Do you hate your boss? I’ve certainly been there—I suspect most of us have!
And just to warn you, I have a lot to say here, so this will be a 4-part series. Be sure to check Thursday and next week for all my tips on surviving a bad boss.
Work is hard enough as it is. Adding insult to injury, so often we find ourselves at the mercy of someone we just don’t like. Bad bosses range from people who are likeable outside of work to those who are just miserable people all the time. My worst boss was extremely passive-aggressive and gaslit me so I started wondering if I were going crazy. If you’re unfamiliar with gaslighting, it’s the psychological manipulation technique that uses persistent denial, misdirection, contradiction, and lying, it attempts to destabilize the victim and delegitimize the target’s beliefs. It is seriously not fun to be the target of, I can tell you.)
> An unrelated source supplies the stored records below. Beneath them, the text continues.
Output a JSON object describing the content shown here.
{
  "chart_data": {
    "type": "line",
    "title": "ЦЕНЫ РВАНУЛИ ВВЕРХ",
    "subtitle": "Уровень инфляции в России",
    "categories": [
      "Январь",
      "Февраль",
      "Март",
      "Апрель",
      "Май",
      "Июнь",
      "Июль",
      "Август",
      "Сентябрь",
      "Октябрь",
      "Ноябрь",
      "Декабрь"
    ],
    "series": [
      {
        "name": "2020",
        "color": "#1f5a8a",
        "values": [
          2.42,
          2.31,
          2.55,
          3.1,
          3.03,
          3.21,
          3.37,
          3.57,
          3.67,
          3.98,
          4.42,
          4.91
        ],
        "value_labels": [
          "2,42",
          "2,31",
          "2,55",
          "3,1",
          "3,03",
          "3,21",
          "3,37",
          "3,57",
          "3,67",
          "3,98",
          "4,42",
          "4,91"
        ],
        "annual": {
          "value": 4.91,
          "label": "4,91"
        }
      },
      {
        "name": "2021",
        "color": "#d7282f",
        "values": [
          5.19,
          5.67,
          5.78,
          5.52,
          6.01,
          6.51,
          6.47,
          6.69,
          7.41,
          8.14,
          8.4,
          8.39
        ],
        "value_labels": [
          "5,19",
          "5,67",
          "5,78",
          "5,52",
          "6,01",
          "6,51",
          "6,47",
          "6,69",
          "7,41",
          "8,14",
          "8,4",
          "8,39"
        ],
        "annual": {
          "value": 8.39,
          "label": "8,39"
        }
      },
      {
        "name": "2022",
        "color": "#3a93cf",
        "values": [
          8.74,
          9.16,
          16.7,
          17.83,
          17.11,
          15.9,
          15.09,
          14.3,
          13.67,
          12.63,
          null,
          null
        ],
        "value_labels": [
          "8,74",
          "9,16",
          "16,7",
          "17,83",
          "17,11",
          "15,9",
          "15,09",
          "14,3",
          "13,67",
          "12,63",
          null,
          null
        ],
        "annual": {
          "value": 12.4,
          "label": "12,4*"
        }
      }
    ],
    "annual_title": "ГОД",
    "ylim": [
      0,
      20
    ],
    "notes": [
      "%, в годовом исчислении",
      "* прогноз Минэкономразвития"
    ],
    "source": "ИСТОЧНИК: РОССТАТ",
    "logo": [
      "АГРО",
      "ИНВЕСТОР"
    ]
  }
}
Fortunately for me, a good friend who worked at the same organization but for a different supervisor was able to see what was going on, and gave me some excellent advice that I will pass on to you on Thursday. Today, though, I want to spend a little time reassuring you that it’s these experiences are normal. Check out any career blog or podcast and you’ll find pages and pages dedicated to the topic. I’m pretty convinced that this is for a number of reasons, the first of which is that, in most organizations, longevity is rewarded. Long-termers, in other words, fall up. And let’s be honest: being good at what you do and being good at managing what you do are enormously different skill sets.
Another reason I think so many people are struggling with such bad bosses is that manager training is seriously lacking in most organizations. I’ve sat through way more hours than I care to remember in trainings of this sort, and I’ve learned sadly little. I didn’t even get a run-through of basic legal issues around supervision, let alone anything about fostering growth in employees. In the worst of the trainings I attended, several people, including the trainer, were all members of some religious sect, and spent their lunches together talking very loudly and passionately about that. Talk about off-putting! By the end, the other attendees and I were afraid that if we asked questions, we’d either become the butt of some obscure joke only those guys were party to or that we’d get proselytized at. Way to teach, dude!